ATLANTA — The Coca-Cola Co.willcut certain "zombie" or struggling brands from its beverage business, the company’s chairman and CEO, James Quincey, said on an earnings call July 21.
The announcement comes weeks after the Atlanta-based business said it would discontinue the Odwalla juice brand and its chilled direct-store delivery distribution network.
"We are shifting to prioritizing fewer but bigger and stronger brands across various consumer needs," Quincey said. "At the same time, we need to do a better job nurturing and growing smaller, more enduring propositions and exiting some zombie brands."
Out of 400 master brands, more than half are single-country brands with little to no scale, Quincey said. The total combined revenue of those brands is about 2% of Coca-Cola’s total revenue, he said.
“They’re growing slower than the company average but each one still requires resources and investments,” Quincey said. “So in the case of a brand like Odwalla and its chilled direct-store delivery, which has struggled over the last several years, we started to stop operations effective July 31. This gives us the flexibility to support our investments in brands like Minute Maid and Simply and to continue to scale rising stars like Topo Chico.”

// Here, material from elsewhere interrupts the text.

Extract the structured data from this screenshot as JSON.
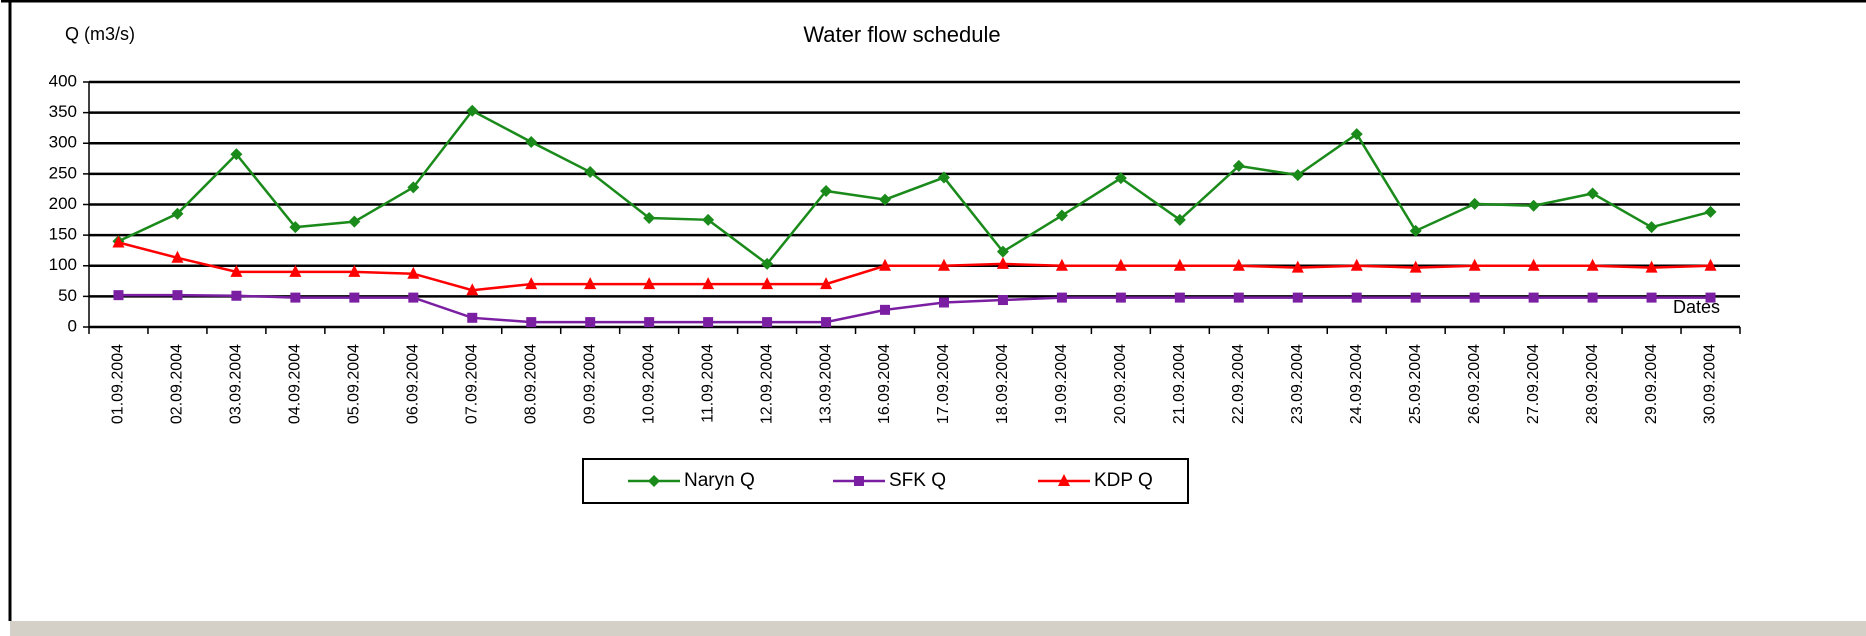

The company will be more selective with innovation in the future and target bigger, more scalable bets and be disciplined in its experimentation. Coca-Cola sees continued opportunity with reduced-sugar offerings in the Coke brand and in Aha flavored sparkling water in the United States, Quincey said. Aha captured double-digit retail value share in its first 18 weeks, he said.
The company did not name specific brands that will be discontinued. A Coca-Cola spokesperson did not immediately respond to CSP’s request for more information.

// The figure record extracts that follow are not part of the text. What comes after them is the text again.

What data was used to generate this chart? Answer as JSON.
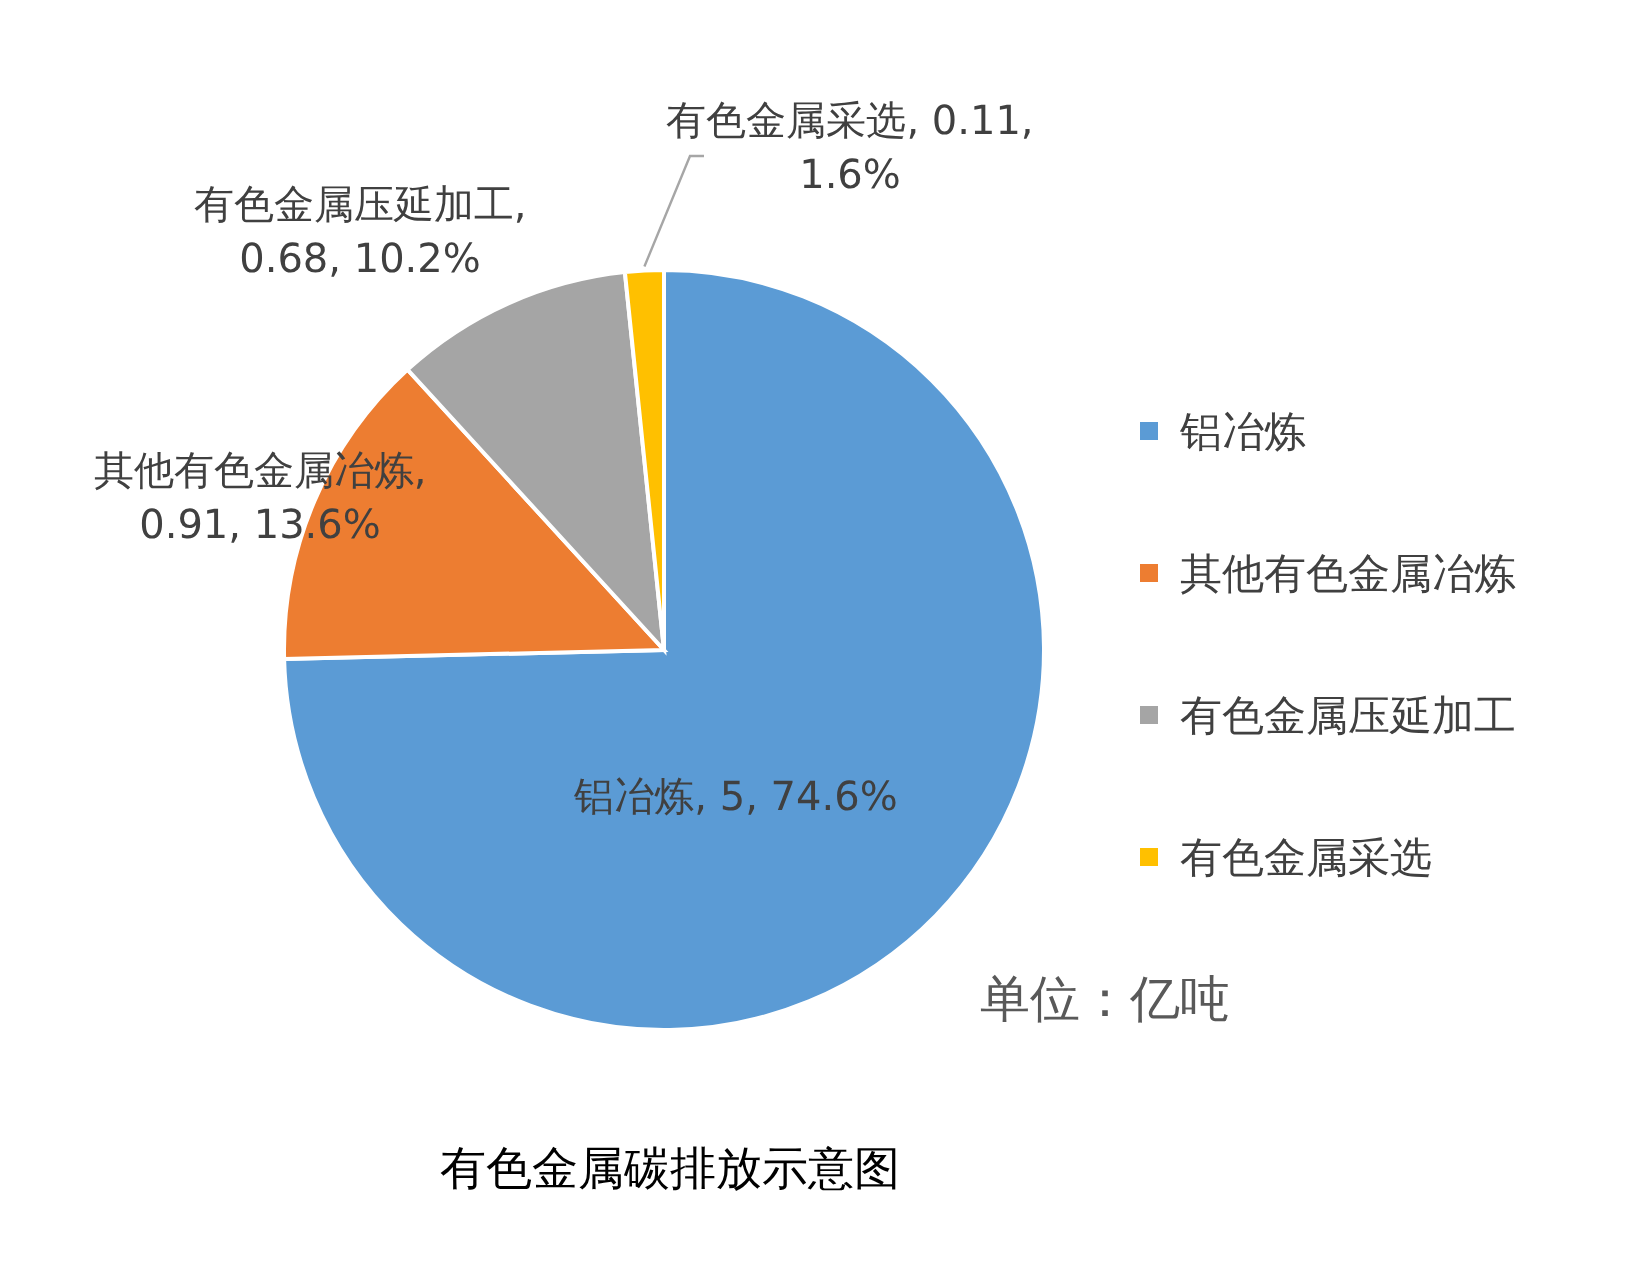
{
  "chart_data": {
    "type": "pie",
    "title": "有色金属碳排放示意图",
    "categories": [
      "铝冶炼",
      "其他有色金属冶炼",
      "有色金属压延加工",
      "有色金属采选"
    ],
    "values": [
      5,
      0.91,
      0.68,
      0.11
    ],
    "colors": [
      "#5b9bd5",
      "#ed7d31",
      "#a5a5a5",
      "#ffc000"
    ],
    "value_labels": [
      "铝冶炼, 5, 74.6%",
      "其他有色金属冶炼, 0.91, 13.6%",
      "有色金属压延加工, 0.68, 10.2%",
      "有色金属采选, 0.11, 1.6%"
    ],
    "legend": "right",
    "annotations": [
      "单位：亿吨"
    ]
  }
}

“Importantly, we are leveraging the crisis as a catalyst to accelerate the business transformation that was already underway, and we remain guided by our purpose, which is to refresh the world and make a difference, and we are clear on how we will emerge stronger,” Quincey said. “We will win more consumers, gain share, maintain strong system economics, strengthen our impact across our stakeholders, and equip our organization to win in the future.”
Business overall is improving since the start of the COVID-19 pandemic. While there were 25% volume declines in April, there are single-digit declines in July, Quincey said.
Lockdowns and social distancing requirements placed “profound pressures” on Coca-Cola’s customers, CFO John Murphy said. In the second quarter, volumes were down 16% driven by declines in higher revenue per case away-from-home channels.
The company is continuing to hold off on providing full-year guidance given the amount of uncertainty that remains, Murphy said.